Il lievito da panettiere ed il frumento gli danno quel sapore di crosta di pane tipico, poi siccome l'attenuazione degli zuccheri trasformati in alcool e CO2) di questo lievito da pane non è il massimo, o lo tieni al freddo, o lo consumi in pochi giorni, oppure aggiungi dopo un paio di giorni un lievito che attenui un pò di più e solitamente si usa un lievito da weizen perché il Sahti deve essere dolciastro e speziato più che secco.
L'uso del ginepro nasce dal fatto che è blandamente antisettico e quindi teneva alla larga qualche batterio, ma il rischio di tirar dentro tannini ed amari erbacei mi ha fatto desistere dal cercare le fronde, così abbiamo optato per le bacche. Io sono il primo ad essere curioso su cosa verrà fuori...
Sempre nella produzione del Sahti, abbiamo adottato la soluzione di ricoprire il tino filtro, prima dell'arrivo del mosto, con bacche di ginepro anziché foglie, con l'aggiunta di frumento affumicato alla quercia per dare un tocco leggermente affumicato.
Non resta che assaggiare il loro sahti, anche se l'idea migliore sarebbe proprio una bella trasferta Finlandese.

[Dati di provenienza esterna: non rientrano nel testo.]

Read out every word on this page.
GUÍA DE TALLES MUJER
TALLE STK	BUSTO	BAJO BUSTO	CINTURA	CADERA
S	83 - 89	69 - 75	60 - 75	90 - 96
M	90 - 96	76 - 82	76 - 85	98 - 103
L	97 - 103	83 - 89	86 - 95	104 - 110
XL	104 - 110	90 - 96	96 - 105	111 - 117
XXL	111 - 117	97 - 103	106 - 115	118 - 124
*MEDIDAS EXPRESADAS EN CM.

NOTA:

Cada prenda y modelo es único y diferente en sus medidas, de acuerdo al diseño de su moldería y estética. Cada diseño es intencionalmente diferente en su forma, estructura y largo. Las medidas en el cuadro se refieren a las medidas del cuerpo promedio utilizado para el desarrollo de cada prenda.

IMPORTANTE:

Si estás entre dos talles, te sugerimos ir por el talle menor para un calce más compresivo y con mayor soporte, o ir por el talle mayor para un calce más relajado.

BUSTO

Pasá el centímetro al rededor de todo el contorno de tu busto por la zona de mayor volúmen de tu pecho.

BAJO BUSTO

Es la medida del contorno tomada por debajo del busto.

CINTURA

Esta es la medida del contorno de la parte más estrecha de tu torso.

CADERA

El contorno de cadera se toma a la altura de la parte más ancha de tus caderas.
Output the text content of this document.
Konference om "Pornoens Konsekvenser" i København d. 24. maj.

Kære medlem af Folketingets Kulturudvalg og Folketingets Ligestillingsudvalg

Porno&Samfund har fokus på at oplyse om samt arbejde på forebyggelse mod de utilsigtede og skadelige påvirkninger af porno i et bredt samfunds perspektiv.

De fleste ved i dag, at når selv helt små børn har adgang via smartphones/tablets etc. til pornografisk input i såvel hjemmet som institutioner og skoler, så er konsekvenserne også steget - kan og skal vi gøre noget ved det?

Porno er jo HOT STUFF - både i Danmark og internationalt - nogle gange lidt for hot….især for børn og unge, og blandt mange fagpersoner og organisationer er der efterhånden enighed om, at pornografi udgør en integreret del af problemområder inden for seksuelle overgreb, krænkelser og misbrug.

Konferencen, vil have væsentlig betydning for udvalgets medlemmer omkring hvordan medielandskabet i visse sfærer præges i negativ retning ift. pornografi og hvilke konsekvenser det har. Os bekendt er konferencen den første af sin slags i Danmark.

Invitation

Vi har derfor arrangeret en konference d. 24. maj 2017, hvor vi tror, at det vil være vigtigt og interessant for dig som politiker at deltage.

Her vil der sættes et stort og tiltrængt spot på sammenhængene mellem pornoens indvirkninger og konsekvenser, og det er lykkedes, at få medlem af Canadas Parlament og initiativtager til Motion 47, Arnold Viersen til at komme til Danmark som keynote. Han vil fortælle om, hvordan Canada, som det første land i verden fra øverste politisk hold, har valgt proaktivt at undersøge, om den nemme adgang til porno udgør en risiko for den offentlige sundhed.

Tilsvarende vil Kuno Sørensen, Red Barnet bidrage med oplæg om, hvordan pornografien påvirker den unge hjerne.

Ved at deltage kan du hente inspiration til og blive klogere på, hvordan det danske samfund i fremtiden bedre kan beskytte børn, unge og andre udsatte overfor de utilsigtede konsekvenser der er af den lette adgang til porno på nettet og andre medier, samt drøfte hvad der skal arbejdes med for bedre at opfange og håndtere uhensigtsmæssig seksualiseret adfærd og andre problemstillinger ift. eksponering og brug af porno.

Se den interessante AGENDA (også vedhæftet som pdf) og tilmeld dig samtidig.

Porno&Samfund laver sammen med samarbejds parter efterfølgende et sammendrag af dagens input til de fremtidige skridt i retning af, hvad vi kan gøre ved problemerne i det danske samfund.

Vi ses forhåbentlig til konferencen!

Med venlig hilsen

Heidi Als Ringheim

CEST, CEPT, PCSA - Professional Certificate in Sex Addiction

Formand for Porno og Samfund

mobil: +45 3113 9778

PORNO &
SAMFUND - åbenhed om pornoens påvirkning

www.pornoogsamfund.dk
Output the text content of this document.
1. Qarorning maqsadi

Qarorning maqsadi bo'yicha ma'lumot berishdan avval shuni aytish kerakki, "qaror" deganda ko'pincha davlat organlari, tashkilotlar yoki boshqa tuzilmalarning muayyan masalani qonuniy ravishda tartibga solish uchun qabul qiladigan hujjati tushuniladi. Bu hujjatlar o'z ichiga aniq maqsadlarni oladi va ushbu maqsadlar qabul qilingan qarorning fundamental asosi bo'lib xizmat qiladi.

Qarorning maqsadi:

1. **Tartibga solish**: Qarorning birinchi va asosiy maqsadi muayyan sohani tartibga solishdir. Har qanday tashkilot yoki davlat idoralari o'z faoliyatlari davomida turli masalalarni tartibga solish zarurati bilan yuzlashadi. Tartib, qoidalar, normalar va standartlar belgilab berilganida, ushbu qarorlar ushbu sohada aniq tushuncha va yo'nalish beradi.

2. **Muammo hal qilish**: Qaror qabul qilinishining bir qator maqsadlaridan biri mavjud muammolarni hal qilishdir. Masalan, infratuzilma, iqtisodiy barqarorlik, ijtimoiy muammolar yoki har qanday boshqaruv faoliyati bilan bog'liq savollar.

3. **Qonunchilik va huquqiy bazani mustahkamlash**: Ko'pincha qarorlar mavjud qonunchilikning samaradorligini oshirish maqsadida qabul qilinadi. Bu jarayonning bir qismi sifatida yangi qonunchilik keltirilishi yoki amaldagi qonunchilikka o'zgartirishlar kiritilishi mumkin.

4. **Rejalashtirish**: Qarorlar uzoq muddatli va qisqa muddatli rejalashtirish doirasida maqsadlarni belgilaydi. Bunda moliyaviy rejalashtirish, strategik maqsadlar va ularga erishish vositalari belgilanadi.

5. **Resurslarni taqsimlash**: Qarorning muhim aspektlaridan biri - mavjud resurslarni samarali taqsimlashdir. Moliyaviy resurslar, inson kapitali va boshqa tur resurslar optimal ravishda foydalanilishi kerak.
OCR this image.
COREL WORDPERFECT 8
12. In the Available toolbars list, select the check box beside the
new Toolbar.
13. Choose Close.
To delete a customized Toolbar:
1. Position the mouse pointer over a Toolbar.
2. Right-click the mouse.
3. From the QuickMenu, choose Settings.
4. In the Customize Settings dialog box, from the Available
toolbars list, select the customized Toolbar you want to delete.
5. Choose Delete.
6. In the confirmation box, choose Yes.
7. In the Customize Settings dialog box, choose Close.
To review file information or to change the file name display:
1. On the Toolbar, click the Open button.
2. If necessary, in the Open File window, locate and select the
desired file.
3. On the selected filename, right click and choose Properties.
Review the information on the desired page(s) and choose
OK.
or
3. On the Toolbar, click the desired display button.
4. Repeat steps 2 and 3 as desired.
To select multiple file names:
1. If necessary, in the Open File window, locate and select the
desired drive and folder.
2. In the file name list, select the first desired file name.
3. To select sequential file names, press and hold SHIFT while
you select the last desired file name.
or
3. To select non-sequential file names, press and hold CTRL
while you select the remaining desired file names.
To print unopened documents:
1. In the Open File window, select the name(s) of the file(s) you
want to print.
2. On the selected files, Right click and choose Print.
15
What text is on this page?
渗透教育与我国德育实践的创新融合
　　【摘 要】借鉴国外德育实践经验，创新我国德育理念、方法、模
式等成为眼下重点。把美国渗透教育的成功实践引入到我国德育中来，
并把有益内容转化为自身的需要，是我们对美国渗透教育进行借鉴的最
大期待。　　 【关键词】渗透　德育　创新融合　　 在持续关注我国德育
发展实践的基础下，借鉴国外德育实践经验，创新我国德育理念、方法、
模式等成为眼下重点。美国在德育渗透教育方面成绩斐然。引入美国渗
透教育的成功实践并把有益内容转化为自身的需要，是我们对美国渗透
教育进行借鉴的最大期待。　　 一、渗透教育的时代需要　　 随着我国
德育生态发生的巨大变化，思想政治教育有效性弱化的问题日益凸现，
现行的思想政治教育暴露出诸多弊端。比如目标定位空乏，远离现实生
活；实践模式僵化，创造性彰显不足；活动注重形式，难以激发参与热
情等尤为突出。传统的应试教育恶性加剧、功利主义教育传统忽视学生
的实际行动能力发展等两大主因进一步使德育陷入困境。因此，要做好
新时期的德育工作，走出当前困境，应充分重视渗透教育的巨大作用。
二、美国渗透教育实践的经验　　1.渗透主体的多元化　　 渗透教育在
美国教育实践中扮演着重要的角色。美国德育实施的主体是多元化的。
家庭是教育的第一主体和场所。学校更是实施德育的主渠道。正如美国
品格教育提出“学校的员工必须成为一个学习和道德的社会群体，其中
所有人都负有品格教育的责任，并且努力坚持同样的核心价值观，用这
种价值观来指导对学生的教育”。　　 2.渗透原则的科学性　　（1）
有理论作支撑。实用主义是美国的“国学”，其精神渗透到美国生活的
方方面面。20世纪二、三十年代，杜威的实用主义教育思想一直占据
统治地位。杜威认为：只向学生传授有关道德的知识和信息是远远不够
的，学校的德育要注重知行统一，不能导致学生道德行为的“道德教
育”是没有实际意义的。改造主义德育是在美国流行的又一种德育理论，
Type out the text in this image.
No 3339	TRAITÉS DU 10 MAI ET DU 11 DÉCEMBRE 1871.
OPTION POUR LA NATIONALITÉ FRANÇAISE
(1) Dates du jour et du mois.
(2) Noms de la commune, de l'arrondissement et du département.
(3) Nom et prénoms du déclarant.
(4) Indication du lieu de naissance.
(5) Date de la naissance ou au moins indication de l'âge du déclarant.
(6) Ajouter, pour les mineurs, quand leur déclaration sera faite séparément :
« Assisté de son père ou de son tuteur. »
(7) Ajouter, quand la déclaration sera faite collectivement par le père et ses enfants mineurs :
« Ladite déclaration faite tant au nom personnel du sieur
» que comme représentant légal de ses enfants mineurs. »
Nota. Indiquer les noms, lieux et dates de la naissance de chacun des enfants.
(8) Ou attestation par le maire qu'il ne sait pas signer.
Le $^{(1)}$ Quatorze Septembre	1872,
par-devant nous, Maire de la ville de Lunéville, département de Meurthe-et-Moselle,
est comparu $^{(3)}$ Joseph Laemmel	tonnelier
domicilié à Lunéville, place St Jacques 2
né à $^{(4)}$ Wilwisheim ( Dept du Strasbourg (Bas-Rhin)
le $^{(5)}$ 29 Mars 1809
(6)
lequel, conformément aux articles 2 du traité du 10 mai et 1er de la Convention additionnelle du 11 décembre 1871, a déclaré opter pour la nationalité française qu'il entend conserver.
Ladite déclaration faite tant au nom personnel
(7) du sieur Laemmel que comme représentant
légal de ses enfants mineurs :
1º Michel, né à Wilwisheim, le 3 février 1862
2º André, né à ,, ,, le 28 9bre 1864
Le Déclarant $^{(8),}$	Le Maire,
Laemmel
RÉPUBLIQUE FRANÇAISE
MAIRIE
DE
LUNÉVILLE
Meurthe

Magari anche per saune e paesaggi, oltre che per la loro storica birra.
Per approfondire ancora consiglio un articolo del pioniere di tutto lo scibile birrario Michael Jackson e questo video di Northern Brewer, che con il pretesto dell'homebrewing fa una bella panoramica su questo sahti.
Prossime birre: baltic porter, e chiudiamo le dogane.